FIRST, A WORD in defense of the Reagan administration, currently in the role of the nay- sayer at the international money meetings in Toronto. Despite all its strictures against intervention, it intervened rapidly, skillfully and successfully last month when Mexico fell into serious currency troubles. It is difficult to imagine what might have happened if the United States had not acted.

And now a question for the Reagan administration: would it not be wiser, from the American point of view, to run rescue operations on an international basis in the future, drawing immediately on all the rich countries' resources? And would it not also be better to try to anticipate this kind of emergency with some judicious lending guided by an international consensus?

The World Bank and the International Monetary Fund are the two international agencies that the world's governments have developed over the past 38 years to deal with the kind of strains that are now developing. The United States is currently resisting the necessary exansion of lending authority for the Bank and the Fund, on grounds that too much lending might set off another inflationary spending spree. That risk is not negligible. But it is very small compared with the cost of having inadequate resources to meet the demands ahead.

In the first wave of oil price increases in 1974-75, the OPEC surplus shot up to $68 billion a year. If you've been following the arithmetic of American budget deficits, that may not seem dramatically high. But it was nearly twice the total of all the current deficits of all the developing countries put together, from India to Haiti.
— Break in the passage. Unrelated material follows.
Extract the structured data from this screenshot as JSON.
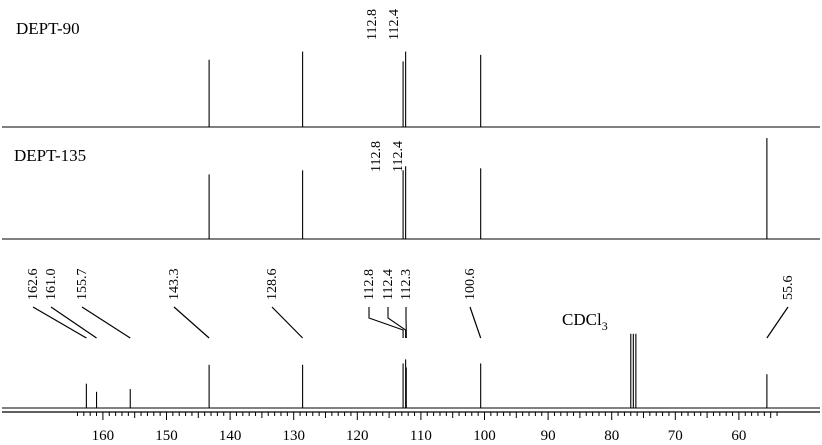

The OPEC surplus, money that the oil exporters took in but didn't spend, fed the pool of capital from which the commercial banks lent to the developing countries -- whose deficits were rising sharply because of the higher costs of oil.

Over the next several years, as the OPEC governments learned to spend faster, their surpluses fell. But their customers' deficits didn't. With the next rise in oil prices in 1979, the OPEC surpluses shot up higher than ever, to $116 billion, but are now falling, astonishingly, to zero. That great stream of money into the world's banking system has gone dry. But the price of oil is still high, the developing countries' deficits are enormous and the loans that got them through the last recession are coming due.

The world's trading and banking system is not self-stabilizing. It requires leadership and intelligent tending. The secretary of the Treasury, Donald T. Regan, was saying plaintively in Toronto this week that the United States can't do it all. How true. That's the case for strengthening the World Bank and the IMF.